09.06.1981 – 31.5.1985 döneminde Tekirdağ’’da Valilik yapan, 17 Ağustos 2023 tarihinde vefat eden Fethi Aytaç’ı bazı görüş ve düşüncelerini anımsatarak anmak istiyoruz. Aytaç’ın kendi ifadeleri ile yaşam öyküsü şöyledir:

      “1928 yılında Rumeli’de Güney Dobruca’da Hacıoğlu Pazarcık şehrinde (Bulgaristan)’ doğdum. Ailece 1941 yılında Türkiye’ye göç ettik ve Eskişehir’e yerleştik. Burada orta ve lise öğreniminin ardından Ankara Siyasal Bilgiler Fakültesi’nde yükseköğrenimimi yaptım. 1951 yılında mezuniyetimden hemen sonra Kütahya İli Maiyet Memuru olarak devlet memurluğuna adımımı attım. 1952 yılı sonbaharında yedek subaylığımdan sonra Eskişehir İli Maiyet Memuru, 1954 yılı sonunda asil kaymakam oldum. Sivas, Kangal, Gürün ilçeleri, Erzincan İliç, Eskişehir Mihalıççık, Gümüşhane Torul, Afyon Bolvadin ilçelerinde 1955 - 1964 yılları arasında Kaymakamlık yaptım. 1964 yılı sonunda İçişleri Bakanlığı Şube Müdürlüğü, 1965 - 1977 yıllarında Daire Başkanlığı, Genel Müdür Yardımcılığı, Genel Müdür Vekilliğinde bulundum. Ocak 1980’de Mahalli İdareler Genel Müdürü oldum. 1981 Haziran’ında Tekirdağ Valiliği’ne atandım.
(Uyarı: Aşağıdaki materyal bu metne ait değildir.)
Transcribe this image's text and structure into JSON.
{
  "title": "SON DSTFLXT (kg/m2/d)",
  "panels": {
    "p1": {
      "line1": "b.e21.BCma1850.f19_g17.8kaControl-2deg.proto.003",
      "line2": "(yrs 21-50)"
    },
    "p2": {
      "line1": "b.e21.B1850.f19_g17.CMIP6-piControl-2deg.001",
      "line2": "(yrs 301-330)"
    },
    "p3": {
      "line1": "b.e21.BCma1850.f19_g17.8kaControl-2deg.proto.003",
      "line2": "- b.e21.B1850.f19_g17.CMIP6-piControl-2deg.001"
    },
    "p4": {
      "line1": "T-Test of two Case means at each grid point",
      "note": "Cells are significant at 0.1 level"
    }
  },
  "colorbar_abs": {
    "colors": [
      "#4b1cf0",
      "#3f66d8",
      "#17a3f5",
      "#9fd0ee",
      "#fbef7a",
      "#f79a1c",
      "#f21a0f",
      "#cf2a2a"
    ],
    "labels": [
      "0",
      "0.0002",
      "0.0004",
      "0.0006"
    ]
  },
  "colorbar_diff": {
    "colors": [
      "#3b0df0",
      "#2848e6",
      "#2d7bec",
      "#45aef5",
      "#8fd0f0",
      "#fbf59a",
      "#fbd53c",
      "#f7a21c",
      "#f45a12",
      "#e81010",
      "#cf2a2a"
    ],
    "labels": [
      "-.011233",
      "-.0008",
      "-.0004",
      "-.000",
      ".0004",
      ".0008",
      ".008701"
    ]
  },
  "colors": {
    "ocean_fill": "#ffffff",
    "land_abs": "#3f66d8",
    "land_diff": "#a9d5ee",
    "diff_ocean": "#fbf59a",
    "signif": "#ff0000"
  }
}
Haziran 1985’te zamanın siyasi iktidarı tarafından Merkez Valiliğine alındım. 1985 - 1990 öğretim yıllarında öğretim görevlisi olarak hocalık yaptım. 1992 yılı şubat ayında 2’inci kez Mahalli İdareler Genel Müdürü olarak görevlendirildim, yaş haddinden emekliye ayrıldığım 1 Temmuz 1993 tarihine kadar hizmet gördüm. 1999-2000 yıllarında Ankara’daki Tekirdağ Kültür ve Yardımlaşma Derneği’nin başkanlığını yaptım. 1955 yılı Aralık ayında evlendiğim eşim Mübeccel’den Orhan ve Oya adlı yavrularımız oldu. 1964 yılı sonlarından beri Ankara’da oturmaktayız. Açıklamalı Belediye Kanunu, Cumhuriyetin 50. yılında Mahalli İdareler, Açıklamalı Özel İdare Mevzuatı, Açıklamalı Köy Kanunu, Belediyelerimize Rehber, Merkezi İdareden Mahalli İdarelere Devredilecek Hizmetler, Mahalle Muhtarının El Kitabı adlı yayınlanmış kitaplarım vardır.”

        -1981 -1985 dönemi Tekirdağ Valisi Fethi Aytaç’ın Tekirdağ ve Tekirdağ halkı hakkında bazı görüş, düşünce ve anılarından bir demet sunmak istiyoruz.

         -Bakanlar Kurulu’nun 9.6.1981 gün ve 8/1093 sayılı kararı ile Tekirdağ Valiliği’ne atandım. Askeri bir dönemin atadığı bir vali idim. 

     -Tekirdağ'da en önemli yaptığımız iş halkla sağladığımız bütünleşme oldu. Öylesine ki 4 sene hizmet verdiğimiz Tekirdağ'da yaşadığımız 8 dini bayramın hiçbirinde ben ve eşim “başka yere” kaçmadık, Tekirdağ’lılarla beraber olmayı yeğledik. Bayramlarda evimiz dolup taştı.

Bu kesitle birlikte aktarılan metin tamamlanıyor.